I've been wading through the books trying to get my head around TAWS / EGPWS system requirements.

So far as I can tell, the regs require a TAWS, at A or B level functionality for aeroplanes or helicopters over a given size. It is normal to include a radalt feed into the system, but not strictly required - although so far as I can tell all aeroplane systems and most(?) helicopter systems do include a radalt feed.

Also so far as I can tell, there's no requirement for duplication of any part of a TAWS system, including of the radalt?

Do I read this correctly, and if I'm wrong, is anybody able to point at the regulations that prove me wrong?

Thanks IGh, that's clear enough about how it works - do you happen to know if there's any regulatory requirement for anything to be duplicated within that system?

G, from a regulatory aspect (ICAO Annex 6) and National Authorities Ops Reqs; all that they required is to have the appropriate level of TAWS fitted.
Technical requirements are in AC25-23 which outlines the manner in which TAWS should work, and also in TSO's (TSO 151b?).
My knowledge is dated, but I would be very surprised if any TAWS ‘A’ would be certifiable without Rad Alt.
TAWS ‘B’ might be with the use of GPS, see CAA Letter of Consultation 6 Nov 2002, but most documentation suggest that Geometric Altitude is not accurate enough.

If I recall correctly there are some TAWS alerts that can trigger on approach, e.g. high sink rate or too much bank angle below a certain height. These may depend on a Radalt input to ensure they are accurate and, perhaps more importantly, don't get triggered falsely. Baro/Inertial/GPS height may not be good enough by itself, particularly when descending in the landing configuration (as you probably know, on some aircraft types with high throttle settings + full flap/slat and gear down are not usually as amenable to static pressure error correction as they are in the cruise configuration).

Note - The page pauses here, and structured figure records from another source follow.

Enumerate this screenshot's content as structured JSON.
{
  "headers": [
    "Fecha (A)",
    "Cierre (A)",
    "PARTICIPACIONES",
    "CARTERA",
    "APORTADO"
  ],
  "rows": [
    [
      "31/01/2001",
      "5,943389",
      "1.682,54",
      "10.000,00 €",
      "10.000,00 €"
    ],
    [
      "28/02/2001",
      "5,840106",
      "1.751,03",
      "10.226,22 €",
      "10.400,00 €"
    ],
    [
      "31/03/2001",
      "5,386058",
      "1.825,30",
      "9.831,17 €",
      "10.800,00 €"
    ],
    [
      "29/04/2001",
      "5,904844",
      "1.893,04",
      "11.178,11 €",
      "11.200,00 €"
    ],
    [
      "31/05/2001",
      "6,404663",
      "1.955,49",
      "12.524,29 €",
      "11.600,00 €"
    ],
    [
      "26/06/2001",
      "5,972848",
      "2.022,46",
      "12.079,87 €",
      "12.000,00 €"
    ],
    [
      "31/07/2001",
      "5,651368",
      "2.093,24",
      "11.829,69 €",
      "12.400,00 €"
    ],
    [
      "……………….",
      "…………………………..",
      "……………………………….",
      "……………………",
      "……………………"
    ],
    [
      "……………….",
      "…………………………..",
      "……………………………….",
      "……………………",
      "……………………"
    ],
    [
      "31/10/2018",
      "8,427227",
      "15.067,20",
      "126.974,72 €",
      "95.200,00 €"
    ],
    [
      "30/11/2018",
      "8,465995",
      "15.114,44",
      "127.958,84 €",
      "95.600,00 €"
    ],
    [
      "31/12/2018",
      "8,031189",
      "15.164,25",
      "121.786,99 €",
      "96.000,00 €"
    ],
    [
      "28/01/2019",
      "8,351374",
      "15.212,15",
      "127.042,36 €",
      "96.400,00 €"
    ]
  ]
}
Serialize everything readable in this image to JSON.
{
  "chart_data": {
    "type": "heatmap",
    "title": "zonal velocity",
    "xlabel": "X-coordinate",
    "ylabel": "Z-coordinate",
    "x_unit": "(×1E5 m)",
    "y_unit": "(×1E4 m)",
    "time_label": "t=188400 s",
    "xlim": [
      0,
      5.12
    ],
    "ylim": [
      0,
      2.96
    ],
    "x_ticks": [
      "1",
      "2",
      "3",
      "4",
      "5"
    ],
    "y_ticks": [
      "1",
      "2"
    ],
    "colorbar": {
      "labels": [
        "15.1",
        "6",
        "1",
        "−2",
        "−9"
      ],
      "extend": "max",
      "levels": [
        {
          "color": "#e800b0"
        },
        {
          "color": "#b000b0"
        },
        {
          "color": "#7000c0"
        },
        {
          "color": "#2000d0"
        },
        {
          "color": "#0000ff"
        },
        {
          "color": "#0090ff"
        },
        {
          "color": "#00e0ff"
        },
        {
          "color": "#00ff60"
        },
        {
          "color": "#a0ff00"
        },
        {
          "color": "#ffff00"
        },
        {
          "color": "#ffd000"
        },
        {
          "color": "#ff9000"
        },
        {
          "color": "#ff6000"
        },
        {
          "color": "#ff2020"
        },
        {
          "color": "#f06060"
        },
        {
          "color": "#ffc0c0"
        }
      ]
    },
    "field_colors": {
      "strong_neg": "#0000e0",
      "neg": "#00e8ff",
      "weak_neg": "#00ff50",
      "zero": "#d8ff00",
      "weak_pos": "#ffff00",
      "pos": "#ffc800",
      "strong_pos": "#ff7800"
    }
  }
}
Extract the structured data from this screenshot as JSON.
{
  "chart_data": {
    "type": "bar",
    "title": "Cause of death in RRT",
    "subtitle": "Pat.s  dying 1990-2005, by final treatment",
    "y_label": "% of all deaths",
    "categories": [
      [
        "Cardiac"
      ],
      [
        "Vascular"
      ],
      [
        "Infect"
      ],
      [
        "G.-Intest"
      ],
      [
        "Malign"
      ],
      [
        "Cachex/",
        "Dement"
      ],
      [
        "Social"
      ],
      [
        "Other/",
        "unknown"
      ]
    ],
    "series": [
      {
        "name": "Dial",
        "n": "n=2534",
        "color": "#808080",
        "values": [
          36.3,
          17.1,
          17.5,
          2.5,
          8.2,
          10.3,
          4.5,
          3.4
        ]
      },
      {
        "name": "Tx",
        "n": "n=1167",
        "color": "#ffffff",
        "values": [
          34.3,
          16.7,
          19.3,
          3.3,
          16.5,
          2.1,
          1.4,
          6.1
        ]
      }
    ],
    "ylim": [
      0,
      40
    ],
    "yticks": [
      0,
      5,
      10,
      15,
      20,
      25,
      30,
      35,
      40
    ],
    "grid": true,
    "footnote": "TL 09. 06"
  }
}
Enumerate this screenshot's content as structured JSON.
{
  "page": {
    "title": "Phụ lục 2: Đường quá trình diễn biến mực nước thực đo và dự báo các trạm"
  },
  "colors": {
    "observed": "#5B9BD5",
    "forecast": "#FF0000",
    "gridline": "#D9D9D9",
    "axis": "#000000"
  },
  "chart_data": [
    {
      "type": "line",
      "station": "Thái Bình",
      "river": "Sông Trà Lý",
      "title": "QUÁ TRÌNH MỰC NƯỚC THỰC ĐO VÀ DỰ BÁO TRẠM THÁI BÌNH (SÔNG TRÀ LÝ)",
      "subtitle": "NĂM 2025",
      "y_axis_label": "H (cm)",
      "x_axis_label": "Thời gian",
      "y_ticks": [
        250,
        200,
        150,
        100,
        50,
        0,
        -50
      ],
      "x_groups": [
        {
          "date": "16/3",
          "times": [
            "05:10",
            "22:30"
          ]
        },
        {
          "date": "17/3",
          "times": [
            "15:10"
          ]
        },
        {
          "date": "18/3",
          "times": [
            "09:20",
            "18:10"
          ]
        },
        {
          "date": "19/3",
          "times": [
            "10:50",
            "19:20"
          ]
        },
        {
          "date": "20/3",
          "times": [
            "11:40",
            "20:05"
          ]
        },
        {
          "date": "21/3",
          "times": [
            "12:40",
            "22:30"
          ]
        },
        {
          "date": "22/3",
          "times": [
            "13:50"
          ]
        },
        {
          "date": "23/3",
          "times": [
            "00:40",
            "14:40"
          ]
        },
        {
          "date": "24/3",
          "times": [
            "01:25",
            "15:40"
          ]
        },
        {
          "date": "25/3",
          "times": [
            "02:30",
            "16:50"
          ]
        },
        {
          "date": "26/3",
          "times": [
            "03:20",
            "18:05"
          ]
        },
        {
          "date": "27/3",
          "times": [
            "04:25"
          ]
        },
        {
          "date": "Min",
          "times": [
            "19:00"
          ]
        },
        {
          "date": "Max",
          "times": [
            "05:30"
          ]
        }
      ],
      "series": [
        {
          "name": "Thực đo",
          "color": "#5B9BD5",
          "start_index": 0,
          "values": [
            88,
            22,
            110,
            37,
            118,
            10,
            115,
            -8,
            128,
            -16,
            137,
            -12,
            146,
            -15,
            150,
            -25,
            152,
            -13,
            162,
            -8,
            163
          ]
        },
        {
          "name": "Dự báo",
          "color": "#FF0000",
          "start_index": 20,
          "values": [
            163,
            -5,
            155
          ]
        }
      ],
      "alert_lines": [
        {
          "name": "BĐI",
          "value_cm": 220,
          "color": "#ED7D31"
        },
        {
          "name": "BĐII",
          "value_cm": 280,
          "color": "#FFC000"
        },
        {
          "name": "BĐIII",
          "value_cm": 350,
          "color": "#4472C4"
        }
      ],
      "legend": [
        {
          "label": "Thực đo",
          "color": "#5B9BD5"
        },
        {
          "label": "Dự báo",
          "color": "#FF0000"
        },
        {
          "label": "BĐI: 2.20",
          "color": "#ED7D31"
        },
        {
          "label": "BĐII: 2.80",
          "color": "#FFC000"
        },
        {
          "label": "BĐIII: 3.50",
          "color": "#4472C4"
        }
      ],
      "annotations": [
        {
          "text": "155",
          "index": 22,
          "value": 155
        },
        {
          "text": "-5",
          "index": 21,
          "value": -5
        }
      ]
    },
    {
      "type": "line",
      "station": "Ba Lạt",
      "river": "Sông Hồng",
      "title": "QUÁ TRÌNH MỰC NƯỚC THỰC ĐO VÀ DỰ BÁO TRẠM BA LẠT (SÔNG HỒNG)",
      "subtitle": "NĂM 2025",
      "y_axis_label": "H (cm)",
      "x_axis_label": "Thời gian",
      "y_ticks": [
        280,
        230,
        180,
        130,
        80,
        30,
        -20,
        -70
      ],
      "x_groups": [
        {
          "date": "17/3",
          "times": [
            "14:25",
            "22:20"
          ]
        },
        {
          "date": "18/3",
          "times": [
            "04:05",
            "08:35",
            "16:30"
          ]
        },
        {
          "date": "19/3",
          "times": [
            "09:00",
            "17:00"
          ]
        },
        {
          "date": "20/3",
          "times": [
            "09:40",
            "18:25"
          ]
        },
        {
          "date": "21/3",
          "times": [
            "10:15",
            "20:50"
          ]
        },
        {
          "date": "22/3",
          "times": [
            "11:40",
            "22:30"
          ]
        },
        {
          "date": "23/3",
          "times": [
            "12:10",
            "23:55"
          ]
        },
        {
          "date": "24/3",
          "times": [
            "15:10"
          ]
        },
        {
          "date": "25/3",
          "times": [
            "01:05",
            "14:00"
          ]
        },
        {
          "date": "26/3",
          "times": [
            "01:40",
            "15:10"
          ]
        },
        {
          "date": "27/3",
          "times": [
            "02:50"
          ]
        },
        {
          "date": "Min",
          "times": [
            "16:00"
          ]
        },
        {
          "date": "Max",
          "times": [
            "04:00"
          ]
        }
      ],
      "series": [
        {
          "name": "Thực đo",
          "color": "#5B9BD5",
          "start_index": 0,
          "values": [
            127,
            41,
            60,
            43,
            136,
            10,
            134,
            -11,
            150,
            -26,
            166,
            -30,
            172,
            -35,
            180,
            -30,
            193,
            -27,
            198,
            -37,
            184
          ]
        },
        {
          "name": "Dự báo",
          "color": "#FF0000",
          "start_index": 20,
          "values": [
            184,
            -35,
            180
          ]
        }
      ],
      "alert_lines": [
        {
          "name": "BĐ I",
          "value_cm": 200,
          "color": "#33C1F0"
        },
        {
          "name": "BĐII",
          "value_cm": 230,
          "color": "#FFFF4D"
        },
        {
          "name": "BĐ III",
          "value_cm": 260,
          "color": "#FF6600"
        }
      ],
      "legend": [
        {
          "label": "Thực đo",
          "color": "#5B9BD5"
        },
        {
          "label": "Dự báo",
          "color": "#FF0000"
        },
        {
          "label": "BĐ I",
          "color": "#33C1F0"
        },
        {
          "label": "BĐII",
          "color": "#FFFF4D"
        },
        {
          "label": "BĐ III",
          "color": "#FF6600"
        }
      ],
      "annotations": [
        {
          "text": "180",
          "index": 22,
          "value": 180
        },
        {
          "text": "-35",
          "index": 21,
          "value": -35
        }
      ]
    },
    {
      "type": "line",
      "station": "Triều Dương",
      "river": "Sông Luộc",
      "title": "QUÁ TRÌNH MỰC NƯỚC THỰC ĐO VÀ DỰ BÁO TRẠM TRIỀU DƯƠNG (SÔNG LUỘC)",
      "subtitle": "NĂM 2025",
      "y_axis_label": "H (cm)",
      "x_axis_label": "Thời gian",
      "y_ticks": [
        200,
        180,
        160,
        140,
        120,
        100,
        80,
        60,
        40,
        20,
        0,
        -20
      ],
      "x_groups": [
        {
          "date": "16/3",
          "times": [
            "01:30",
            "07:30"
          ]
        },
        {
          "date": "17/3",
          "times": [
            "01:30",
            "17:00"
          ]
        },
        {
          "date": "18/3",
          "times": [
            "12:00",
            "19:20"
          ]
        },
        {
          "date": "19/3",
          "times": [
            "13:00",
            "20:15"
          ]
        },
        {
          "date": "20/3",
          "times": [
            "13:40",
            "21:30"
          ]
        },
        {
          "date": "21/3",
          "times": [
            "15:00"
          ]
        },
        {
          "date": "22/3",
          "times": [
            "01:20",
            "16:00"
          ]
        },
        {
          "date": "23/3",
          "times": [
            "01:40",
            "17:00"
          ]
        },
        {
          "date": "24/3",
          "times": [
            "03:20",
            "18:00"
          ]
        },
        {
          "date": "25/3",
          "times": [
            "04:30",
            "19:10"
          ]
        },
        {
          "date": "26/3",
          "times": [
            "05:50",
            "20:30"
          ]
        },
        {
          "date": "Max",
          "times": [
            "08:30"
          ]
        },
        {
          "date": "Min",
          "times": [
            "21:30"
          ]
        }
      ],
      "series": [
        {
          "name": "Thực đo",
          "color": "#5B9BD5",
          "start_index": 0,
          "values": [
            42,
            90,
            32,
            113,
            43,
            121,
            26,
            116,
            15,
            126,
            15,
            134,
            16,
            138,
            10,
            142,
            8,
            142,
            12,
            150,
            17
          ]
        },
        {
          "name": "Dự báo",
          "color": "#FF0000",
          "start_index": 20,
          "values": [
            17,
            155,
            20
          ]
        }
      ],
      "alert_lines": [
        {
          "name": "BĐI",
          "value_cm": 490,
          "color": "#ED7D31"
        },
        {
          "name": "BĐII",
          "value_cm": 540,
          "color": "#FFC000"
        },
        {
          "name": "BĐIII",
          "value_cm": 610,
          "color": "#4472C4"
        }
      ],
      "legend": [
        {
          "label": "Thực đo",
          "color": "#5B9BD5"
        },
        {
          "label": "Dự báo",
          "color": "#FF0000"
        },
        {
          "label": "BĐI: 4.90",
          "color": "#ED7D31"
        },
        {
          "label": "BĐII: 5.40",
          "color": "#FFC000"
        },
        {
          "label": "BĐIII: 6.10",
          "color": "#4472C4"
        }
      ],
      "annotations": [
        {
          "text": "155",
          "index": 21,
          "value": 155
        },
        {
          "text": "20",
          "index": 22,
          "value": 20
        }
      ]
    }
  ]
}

The addition of Radalt data in to the mix improves the accuracy in the height solution for the final phase of flight.

Having said that, given that TAWS almost certainly uses some form of Kalman filtering to fuse the data from the different height sources, I would suspect loss of the Radalt would not be a major problem. It would just reduce the accuracy slightly when operating close to the ground, particularly on approach, so the system should respond by increasing the alert thresholds a bit. It might increase the false alarm rate slightly but I doubt it would be unsafe in any way. Therefore I suspect one Radalt would be sufficient.

As to specific regulations and requirements, I would have a good look through the EUROCAE and RTCA websites and FAA ACs to see if they have a specific MASPS document or similar (if you haven't already!).

Thanks all, that's really helpful.

Just when you think you understand aviation technology, something new jumps out at your and you need to ask some dumb questions just to get a basic understanding of which stones to look under. That really is where Pprune is at its best !

WeekendFlyer:

If I recall correctly there are some TAWS alerts that can trigger on approach, e.g. high sink rate or too much bank angle below a certain height. These may depend on a Radalt input to ensure they are accurate and, perhaps more importantly, don't get triggered falsely. Baro/Inertial/GPS height may not be good enough by itself, particularly when descending in the landing configuration (as you probably know, on some aircraft types with high throttle settings + full flap/slat and gear down are not usually as amenable to static pressure error correction as they are in the cruise configuration). The addition of Radalt data in to the mix improves the accuracy in the height solution for the final phase of flight.

The original ground proximity warning system that the FAA mandated as a result of the 1974 TWA 514 CFIT crash, used only a radar altimeter and aircraft configuration. That remained unchanged until the AAL Cali, Colombia CFIT accident in 1995.